Quick checks for the founder

If you want to know whether the company owns the product or only borrows it, ask for proof.

Get the agency, the founder, and the new engineer on one call and walk through a few live checks:

• Can two people inside the company deploy a small change today and roll it back if needed?
• Can the team restore last night's data into a safe environment?
• Can someone explain the five user flows that matter most in plain language?
• Does support know how to trace a failed signup or payment?
• If the agency disappears tomorrow, does the company still control domains, cloud accounts, source code, app stores, email systems, analytics, and payment tools?
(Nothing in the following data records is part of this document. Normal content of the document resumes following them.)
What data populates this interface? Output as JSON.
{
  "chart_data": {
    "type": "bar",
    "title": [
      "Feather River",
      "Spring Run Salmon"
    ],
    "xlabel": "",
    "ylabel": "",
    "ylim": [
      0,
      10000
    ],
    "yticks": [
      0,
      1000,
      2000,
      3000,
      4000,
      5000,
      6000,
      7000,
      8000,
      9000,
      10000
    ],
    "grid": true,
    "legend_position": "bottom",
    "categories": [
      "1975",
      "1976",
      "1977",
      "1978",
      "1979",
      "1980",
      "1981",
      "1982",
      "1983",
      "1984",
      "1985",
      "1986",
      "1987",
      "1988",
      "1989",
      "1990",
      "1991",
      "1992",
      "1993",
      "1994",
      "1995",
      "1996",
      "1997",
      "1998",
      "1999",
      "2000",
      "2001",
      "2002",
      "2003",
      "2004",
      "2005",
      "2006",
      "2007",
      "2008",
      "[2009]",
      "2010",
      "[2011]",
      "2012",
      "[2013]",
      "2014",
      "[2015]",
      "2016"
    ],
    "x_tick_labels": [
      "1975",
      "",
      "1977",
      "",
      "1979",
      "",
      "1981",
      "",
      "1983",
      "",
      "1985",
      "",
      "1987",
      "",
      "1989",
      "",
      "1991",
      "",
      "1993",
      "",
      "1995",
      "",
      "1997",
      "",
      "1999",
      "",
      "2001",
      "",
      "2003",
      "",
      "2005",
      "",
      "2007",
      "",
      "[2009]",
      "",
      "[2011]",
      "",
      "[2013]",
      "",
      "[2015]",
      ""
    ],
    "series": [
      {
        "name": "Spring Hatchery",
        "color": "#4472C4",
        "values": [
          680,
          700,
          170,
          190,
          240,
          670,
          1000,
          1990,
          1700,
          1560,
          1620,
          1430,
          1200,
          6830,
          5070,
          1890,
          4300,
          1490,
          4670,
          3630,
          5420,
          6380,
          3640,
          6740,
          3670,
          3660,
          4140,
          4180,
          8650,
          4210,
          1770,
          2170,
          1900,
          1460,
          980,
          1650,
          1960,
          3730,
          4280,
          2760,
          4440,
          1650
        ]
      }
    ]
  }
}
One "no" is not a disaster. Three usually point to an ownership problem, not a coding problem.

A small example makes that clear. A SaaS founder may discover that the app runs fine, but only the agency can deploy, the backups sit in the agency cloud account, and nobody can explain why some card payments fail. That company does not need a rewrite first. It needs access, runbooks, and one person who can take control calmly.

What to do next

If you are bringing in the first technical hire after an agency build, resist the urge to redraw the whole system. Pick the few things that must stay stable over the next 90 days and make that list visible to everyone. For most teams, that means logins, payments, customer data, backups, and the current release process.

That boundary changes the work. Your new hire can focus on safety and control instead of spending weeks on a rebuild nobody can finish.

A solid first quarter usually looks plain from the outside. The team documents what exists, moves accounts into company control, confirms backups and recovery, removes single person dependencies, and keeps shipping small fixes. That is how speed returns. Fewer surprises create more momentum than starting over.

If ownership, infrastructure, or deployments still look messy after the first pass, a short outside review can help. That is the kind of work Oleg Sotnikov does through oleg.is: practical Fractional CTO support for founders who need to regain control of a live product without turning the handoff into a full rebuild.

The target is simple. Someone on your side can explain the system, deploy a small change without fear, and recover service if something breaks. Once that is true, you can decide what to rebuild with a clear head.